I find it very interesting to see the variety of types of guys that cross-dress. I know there are women out there that do to, but they don't have the same pressures that guys do. For women, they can wear whatever they like and it is fine. For guys it is not quite so. For guys, we have pressure to be "mr. macho". Girls can play with cars or toy guns or even football and people don't give it much thought. For a boy to play with barbies, dress-up, or to want to take ballet, now all of a sudden there is something wrong. The father doesn't want his son to grow up being a "sissy". His son needs to be a boy, darn it! Boys are pressured to lift weights, play football, cut their hair short whether or not this is what they really want. This is just plain wrong! It is time for us as parents to make a change. We need to let our children know that it is alright to play with whatever toys that they want to, wear whatever clothes that feel comfortable.
For many boys, they suppress the sensitive side, even some memories of childhood because of these pressures. I know some guys that are so lost that they are only beginning to understand what was happening to them as children, and many of these have full grown kids of their own. Why do boys have to fear their fathers? Why do they hve to hide who they really are for fear of being punished? It is the primary job of parents to protect and educate their children. In order to educate your children, first you must educate yourself. If you don't understand what your children are like or what they are into, do research. There are all kinds of websites out there with information on all sorts of subjects. When I don't understand something I will research it until I do. It usually doesn't take very long to find out what I am looking to learn.

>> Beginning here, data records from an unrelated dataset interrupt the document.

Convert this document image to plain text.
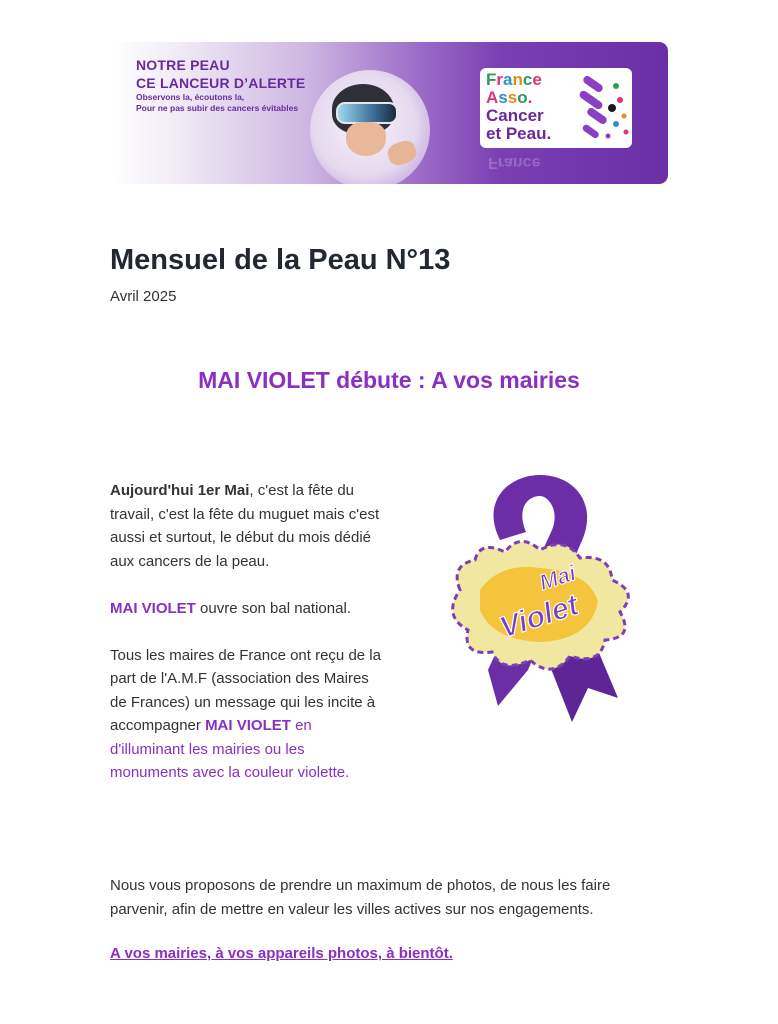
NOTRE PEAU
CE LANCEUR D’ALERTE
Observons la, écoutons la,
Pour ne pas subir des cancers évitables
France
Asso.
Cancer
et Peau.
France
Mensuel de la Peau N°13
Avril 2025
MAI VIOLET débute : A vos mairies

Aujourd'hui 1er Mai, c'est la fête du travail, c'est la fête du muguet mais c'est aussi et surtout, le début du mois dédié aux cancers de la peau.

MAI VIOLET ouvre son bal national.

Tous les maires de France ont reçu de la part de l'A.M.F (association des Maires de Frances) un message qui les incite à accompagner MAI VIOLET en d'illuminant les mairies ou les monuments avec la couleur violette.

Mai
Violet
Nous vous proposons de prendre un maximum de photos, de nous les faire parvenir, afin de mettre en valeur les villes actives sur nos engagements.
A vos mairies, à vos appareils photos, à bientôt.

There is abig stink recently about trans-gendered children. While I agree with letting them dress how they like, I can't agree with letting a 5 year old boy live as a girl. He is simply too young to really know what his true identity is. Get him and yourself counseling from a counselor that really understands gender issues. Most don't have a clue, especially the religious counselors. It seems that the older women seem to know the most about the subject and are more openminded than most.